В полуоткрытую дверь дважды постучали. Шане просунул голову в щель.
— Входите.
— Спасибо. Могу я поговорить с капитаном одну минуту? Я вернулся из Либурна.
— Да, присаживайтесь, он сейчас освободится.
Положив трубку, Тьерри Кюш повернулся к Наде и Шане:
— Ну что?
Профессор казался спокойным.
— Дайте мне время до завтра… Он невиновен!
Поздняя ночь. Два человека проникли в мастерскую гаража Барбозы. Один держит другого под прицелом пистолета, направив дуло тому в спину.
— Вот увидите, я вам не солгал… Здесь все.
После нескольких дней заточения владелец гаража почти доволен тем, что оказался в привычном месте.
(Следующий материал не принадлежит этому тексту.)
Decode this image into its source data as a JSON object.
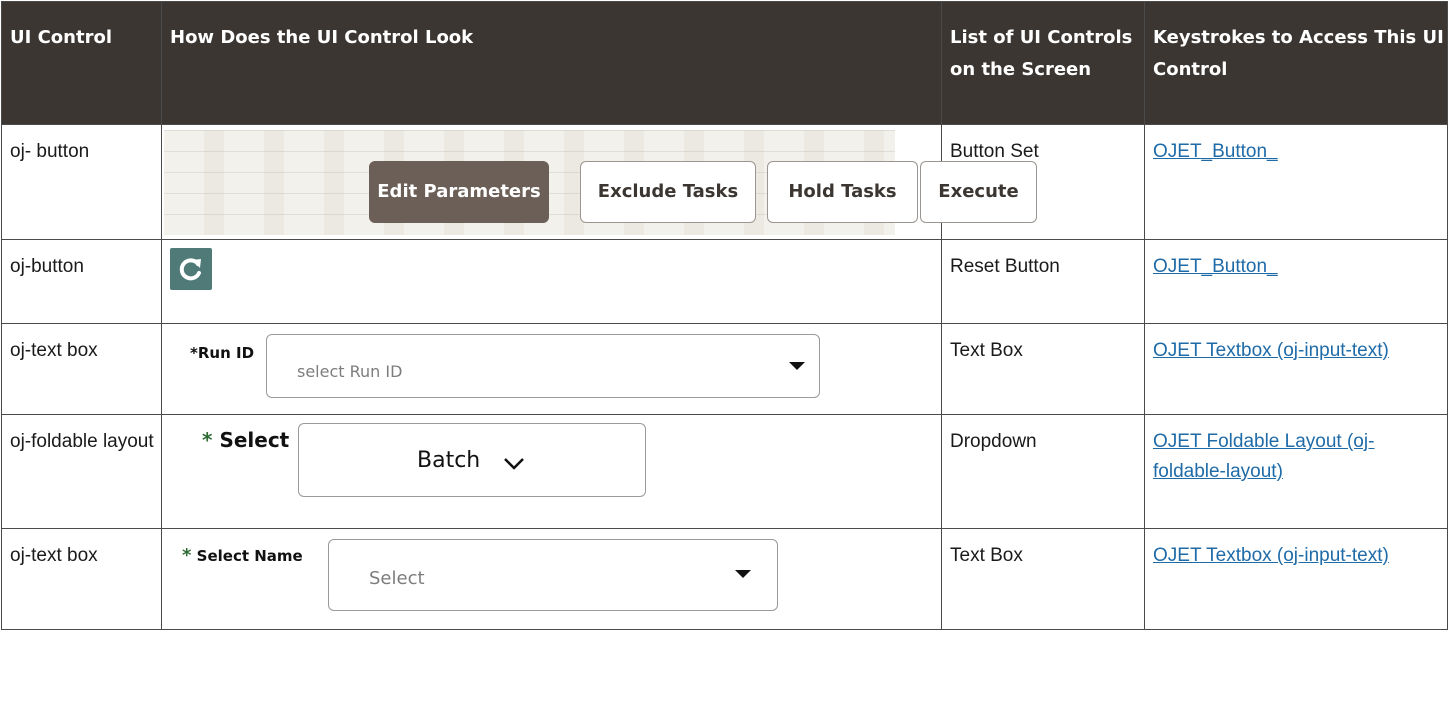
{
  "table": {
    "headers": [
      "UI Control",
      "How Does the UI Control Look",
      "List of UI Controls on the Screen",
      "Keystrokes to Access This UI Control"
    ],
    "rows": [
      {
        "control": "oj- button",
        "list": "Button Set",
        "link": "OJET_Button_"
      },
      {
        "control": "oj-button",
        "list": "Reset Button",
        "link": "OJET_Button_"
      },
      {
        "control": "oj-text box",
        "list": "Text Box",
        "link": "OJET Textbox (oj-input-text)"
      },
      {
        "control": "oj-foldable layout",
        "list": "Dropdown",
        "link": "OJET Foldable Layout (oj-foldable-layout)"
      },
      {
        "control": "oj-text box",
        "list": "Text Box",
        "link": "OJET Textbox (oj-input-text)"
      }
    ]
  },
  "button_set": {
    "buttons": [
      "Edit Parameters",
      "Exclude Tasks",
      "Hold Tasks",
      "Execute"
    ]
  },
  "reset": {
    "icon": "refresh-icon"
  },
  "run_id": {
    "required": "*",
    "label": "Run ID",
    "placeholder": "select Run ID"
  },
  "foldable": {
    "required": "*",
    "label": "Select",
    "value": "Batch"
  },
  "select_name": {
    "required": "*",
    "label": "Select Name",
    "placeholder": "Select"
  },
  "colors": {
    "header_bg": "#3b3632",
    "primary_button": "#6b5f57",
    "reset_bg": "#4f7a77",
    "link": "#1f6ba8",
    "required_mark": "#2e6b35"
  }
}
При свете карманного фонаря он направился к автомобилю, покрытому брезентовым чехлом:
— Все тут, я не прикасался к этому пятнадцать лет.
Владелец гаража снял с машины чехол. Глазам предстала старая темно-зеленая малолитражка. Это старая модель с пресловутыми дверцами обратного открывания, так называемыми дверцами-убийцами. Ей, без сомнения, больше сорока лет.
Открыв дверцу в обратную сторону, Барбоза приподнял коврик со стороны пассажирского сиденья:
— Тут! Под передним ковриком… — Наклонившись в кабину, он достал четыре школьные тетради, которые протянул другому человеку: — Вот, вы получили все… Теперь вы можете отпустить меня, я вам больше не нужен.
Незнакомец приложил палец к губам, призывая Барбозу к молчанию:
— Тсс…
Положив фонарь, он начал листать тетради, страницы которых пожелтели от времени. На обложке одной из них отчетливо написано: «ДНЕВНИК РЕЖИНЫ КАДОРЕ. 1968–1972 ГОДЫ».
— Все тут, вы увидите… Это кормило меня на протяжении двадцати лет.